One really important part to getting the seeds to sprout is MOISTURE. When you plant them, water them if it wasn't raining when you planted. Yes, watching the weather and planting just before it rains is the absolute perfect time to plant. Check the soil in a day or two by sticking your finger in the ground. It should be damp just under the surface. If not, water. Use a setting that will not drown and flood the seeds out of the ground. A sprinkling water can is ideal. It should be a gently watering. It's not unusual to water every other day -- every day if in a super-sunny, dry spot. Seeds need water to sprout.
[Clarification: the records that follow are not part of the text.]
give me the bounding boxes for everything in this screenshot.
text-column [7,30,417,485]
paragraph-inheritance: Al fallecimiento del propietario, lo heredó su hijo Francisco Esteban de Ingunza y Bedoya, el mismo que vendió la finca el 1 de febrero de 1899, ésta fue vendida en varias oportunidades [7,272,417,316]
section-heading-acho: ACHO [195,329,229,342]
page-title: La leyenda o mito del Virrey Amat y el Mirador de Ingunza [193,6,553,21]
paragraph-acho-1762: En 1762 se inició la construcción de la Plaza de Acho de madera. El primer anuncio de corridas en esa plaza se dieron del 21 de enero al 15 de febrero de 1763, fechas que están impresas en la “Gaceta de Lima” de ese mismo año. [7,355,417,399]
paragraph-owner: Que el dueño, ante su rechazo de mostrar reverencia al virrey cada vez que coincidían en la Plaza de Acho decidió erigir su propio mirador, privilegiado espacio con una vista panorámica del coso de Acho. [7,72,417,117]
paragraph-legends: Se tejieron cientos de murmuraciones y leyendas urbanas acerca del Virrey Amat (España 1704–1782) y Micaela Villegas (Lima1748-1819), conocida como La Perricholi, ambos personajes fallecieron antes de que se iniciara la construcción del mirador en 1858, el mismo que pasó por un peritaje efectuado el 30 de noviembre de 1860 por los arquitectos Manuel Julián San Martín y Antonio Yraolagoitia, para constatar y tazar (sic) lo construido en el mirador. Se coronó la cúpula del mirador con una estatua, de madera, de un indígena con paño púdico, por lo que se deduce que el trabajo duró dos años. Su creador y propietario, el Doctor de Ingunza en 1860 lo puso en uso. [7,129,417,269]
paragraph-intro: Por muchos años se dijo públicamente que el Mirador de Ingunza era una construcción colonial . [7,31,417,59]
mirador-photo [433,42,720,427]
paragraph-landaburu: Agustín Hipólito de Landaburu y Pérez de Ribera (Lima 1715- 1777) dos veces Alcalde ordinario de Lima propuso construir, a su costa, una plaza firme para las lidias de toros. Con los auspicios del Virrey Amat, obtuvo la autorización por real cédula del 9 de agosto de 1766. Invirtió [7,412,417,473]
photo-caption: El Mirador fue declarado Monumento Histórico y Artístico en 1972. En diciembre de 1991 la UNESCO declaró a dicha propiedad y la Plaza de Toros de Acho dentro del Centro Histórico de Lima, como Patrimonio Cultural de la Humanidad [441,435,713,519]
Not sure if its your vegetable or a weed? Let it go until it gets a little bigger. Or... google it! Seriously. Until I learned what the vegetable seedlings look like, I referred to a seed book to see if it was a seed or a weed. Seeds by Sam Bittman (1989) was my bible when first learning. I still refer to it at least once a year.
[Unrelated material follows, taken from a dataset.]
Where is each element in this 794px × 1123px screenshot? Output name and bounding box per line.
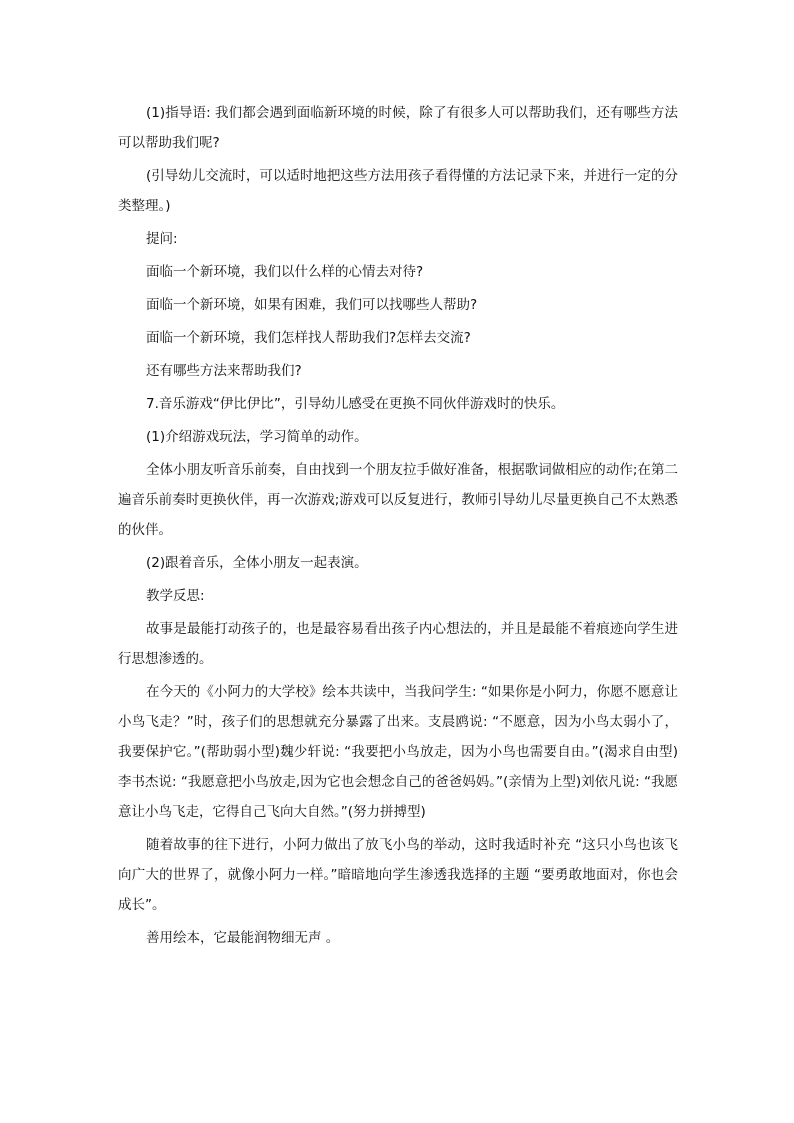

It's wise to fence your seeded area. Rabbits, ground hogs, and deer love seedlings and will munch them off to the ground. It's amazing how they'll find their way to your freshly planted garden. With good amended soil, water, and no critters, you'll be eating salad in about 6 or 8 weeks. Early spring seeds grow amazingly fast. They hate the heat, so most spring crops will be finished by the time the heat of the summer rolls around. Have fun.